Radonski is running on a platform for change in Venezuela, arguing that socialist policies have not worked for the majority of Venezuelans. Radonski’s campaign for change includes liberal reforms to Venezuela’s socialized economy and the repeal of many socialist programs instituted by Chavez. Radonski has specifically opposed free education, health care, and nationalized industry, saying that such programs need "revision" and only serve to "bribe" the population. Since 1999, Chavez has overseen the creation of new government social programs, including government-subsidized restaurants, foodstuffs, health care, and education. Chavez has also used oil revenues to fund infrastructure improvements, such as rail cars in poor communities, and redistributed unused land held by large, privately owned rural estates, known as latifundios, to peasants for farming. Socialist programs like these, while unpopular with center-left candidates like Radonski and members of Venezuela’s rich, land-holding elite, have empowered millions of poor and previously disenfranchised Venezuelans.
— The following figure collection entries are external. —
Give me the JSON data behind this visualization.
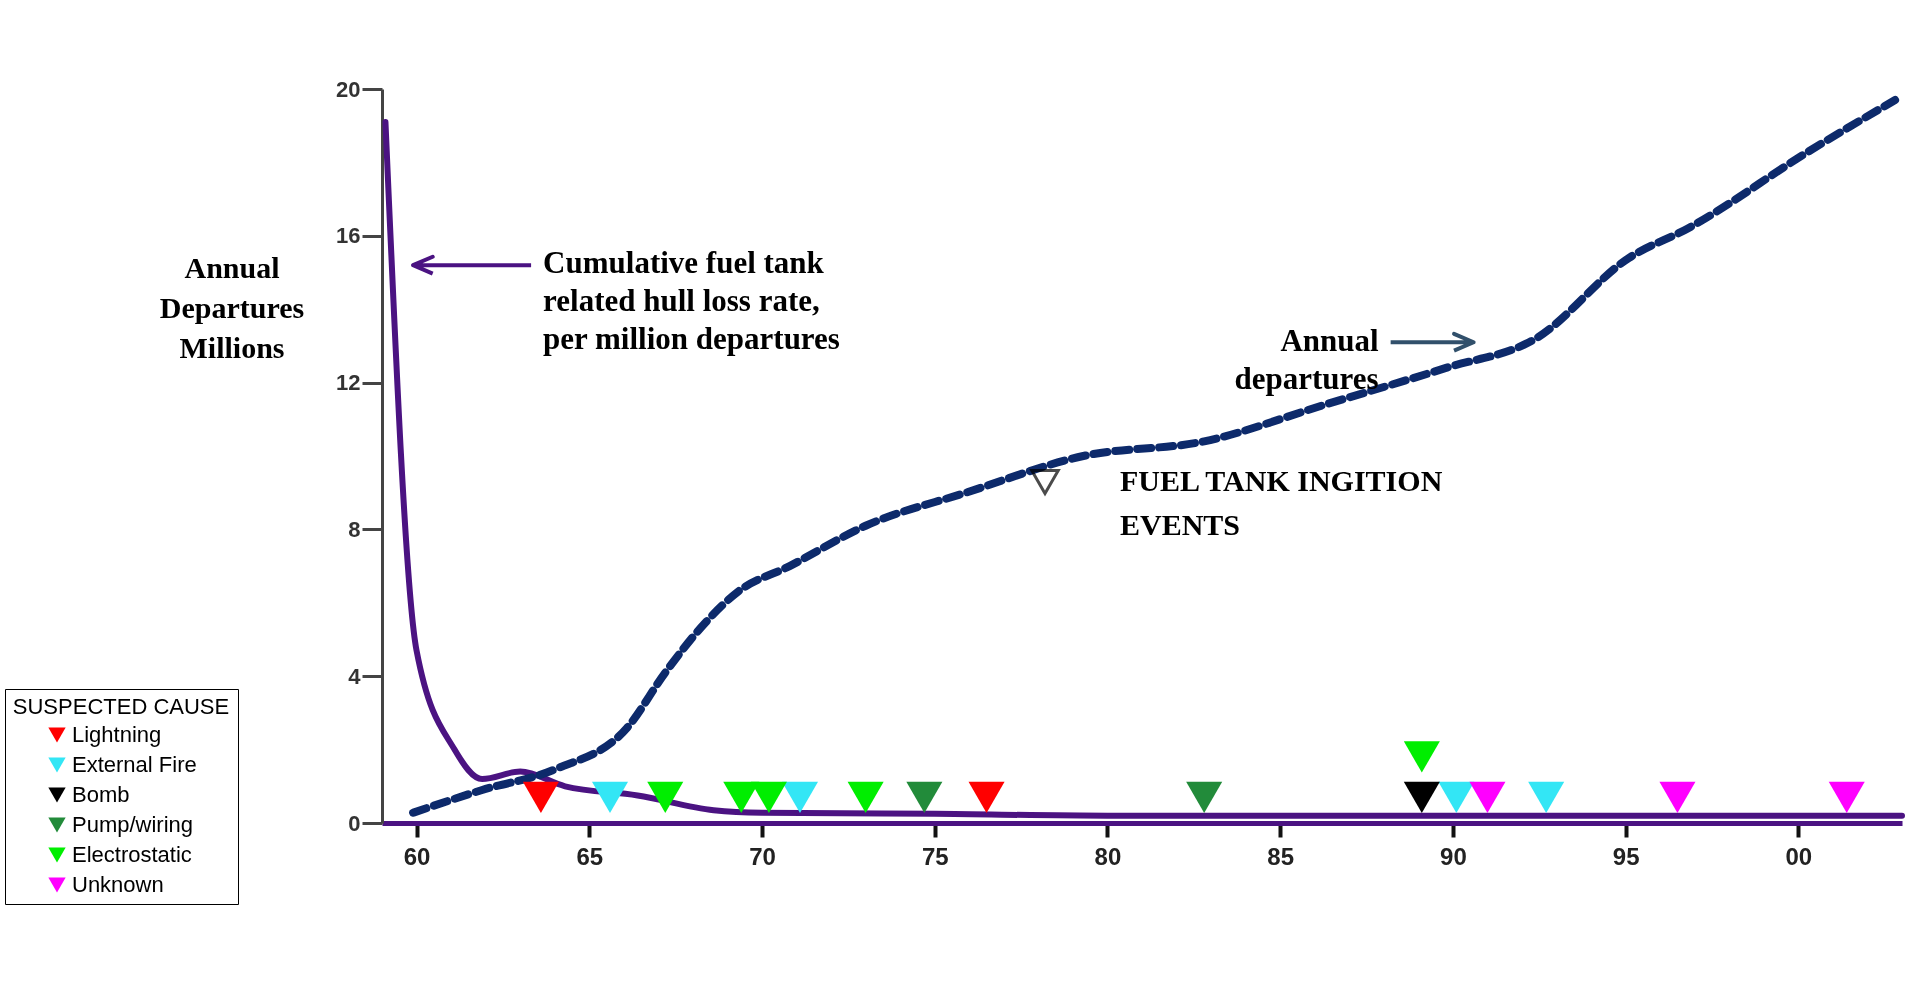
{
  "chart_data": {
    "type": "line",
    "ylabel": "Annual Departures Millions",
    "legend_title": "SUSPECTED CAUSE",
    "legend": "bottom left",
    "marker": "triangle",
    "grid": false,
    "xlim": [
      1959,
      2003
    ],
    "ylim": [
      0,
      20
    ],
    "xticks": [
      {
        "value": 1960,
        "label": "60"
      },
      {
        "value": 1965,
        "label": "65"
      },
      {
        "value": 1970,
        "label": "70"
      },
      {
        "value": 1975,
        "label": "75"
      },
      {
        "value": 1980,
        "label": "80"
      },
      {
        "value": 1985,
        "label": "85"
      },
      {
        "value": 1990,
        "label": "90"
      },
      {
        "value": 1995,
        "label": "95"
      },
      {
        "value": 2000,
        "label": "00"
      }
    ],
    "yticks": [
      0,
      4,
      8,
      12,
      16,
      20
    ],
    "series": [
      {
        "color": "#4b1382",
        "line_style": "solid",
        "marker": "none",
        "x": [
          1959.1,
          1960.0,
          1961.1,
          1961.9,
          1963.0,
          1964.3,
          1966.4,
          1968.6,
          1970,
          1975,
          1980,
          1990,
          2003
        ],
        "values": [
          19.1,
          4.7,
          2.0,
          1.2,
          1.4,
          1.0,
          0.75,
          0.35,
          0.28,
          0.25,
          0.2,
          0.2,
          0.2
        ]
      },
      {
        "color": "#0d2a6b",
        "line_style": "dashed",
        "marker": "none",
        "x": [
          1959.9,
          1961.9,
          1964.0,
          1966.1,
          1967.2,
          1968.4,
          1969.3,
          1970.8,
          1973.0,
          1975.9,
          1979.3,
          1982.8,
          1986.3,
          1989.8,
          1992.4,
          1995.1,
          1996.8,
          2000.3,
          2002.8
        ],
        "values": [
          0.28,
          0.9,
          1.46,
          2.6,
          4.1,
          5.5,
          6.3,
          7.0,
          8.1,
          9.0,
          10.0,
          10.4,
          11.4,
          12.4,
          13.2,
          15.4,
          16.2,
          18.3,
          19.7
        ]
      },
      {
        "type": "scatter",
        "name": "Lightning",
        "color": "#ff0000",
        "x": [
          1963.6,
          1976.5
        ],
        "values": [
          0.7,
          0.7
        ]
      },
      {
        "type": "scatter",
        "name": "External Fire",
        "color": "#33e6f5",
        "x": [
          1965.6,
          1971.1,
          1990.1,
          1992.7
        ],
        "values": [
          0.7,
          0.7,
          0.7,
          0.7
        ]
      },
      {
        "type": "scatter",
        "name": "Bomb",
        "color": "#000000",
        "x": [
          1989.1
        ],
        "values": [
          0.7
        ]
      },
      {
        "type": "scatter",
        "name": "Pump/wiring",
        "color": "#228b3a",
        "x": [
          1974.7,
          1982.8
        ],
        "values": [
          0.7,
          0.7
        ]
      },
      {
        "type": "scatter",
        "name": "Electrostatic",
        "color": "#00ee00",
        "x": [
          1967.2,
          1969.4,
          1970.2,
          1973.0,
          1989.1
        ],
        "values": [
          0.7,
          0.7,
          0.7,
          0.7,
          1.8
        ]
      },
      {
        "type": "scatter",
        "name": "Unknown",
        "color": "#ff00ff",
        "x": [
          1991.0,
          1996.5,
          2001.4
        ],
        "values": [
          0.7,
          0.7,
          0.7
        ]
      }
    ],
    "annotations": [
      "Cumulative fuel tank related hull loss rate, per million departures",
      "Annual departures",
      "FUEL TANK INGITION EVENTS"
    ]
  }
}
Radonski, a self-proclaimed social democrat in the style of former Brazilian President Lula da Silva, has said that, if elected, he will "apply in Venezuela the Brazilian model" of poverty reduction coupled with market-driven economic growth. As he reaches out to poor voters, Radonski is likely to take a tack from newly elected conservative Guatemalan President Otto Perez Molina, who centered his 2011 campaign on Guatemala’s crime problem, promising to take a mano duro approach to eliminate widespread violence. Many Venezuelan swing states have some of the highest murder rates in the country, including the northern states of Aragua, Carabobo, and Sucre. Radonski’s own state of Miranda, however, has the seventh-highest murder rate among Venezuela’s 23 states, creating a possible credibility problem for Radonski and his record on fighting crime.

Radonski earned a master’s degree in New York and comes from a rich and privileged background, which could also hurt his reception with poor voters in the national election. Many poor Venezuelans are likely to question whether Radonski really identifies with them and their concerns, contrary to Chavez, who comes from a poor background and has a record of instituting policies to help the poor. According to George Ciccariello-Maher, an assistant professor of Latin American studies at Drexel University, Radonski’s campaign is not about helping the poor and is more about helping the middle and upper classes. If elected, Radonski has said he would seek to re-privatize nationalized institutions, stop the redistribution of land from latifundios, and eliminate currency and price controls that have shielded many poor Venezuelans from crushing inflation, Ciccariello-Maher warned.

“[Radonski] will really need to convince the poor that their lives haven't gotten better and that they should opt for this course of change,” said Ciccariello-Maher, noting that Venezuela during the 1980s and 1990s under conservative neoliberal administrations had an inflation rate that averaged a whopping 60 percent. “[Radonski’s campaign] is not one that favors the poor. It is one that promises a return to neoliberal policies of the past," he said.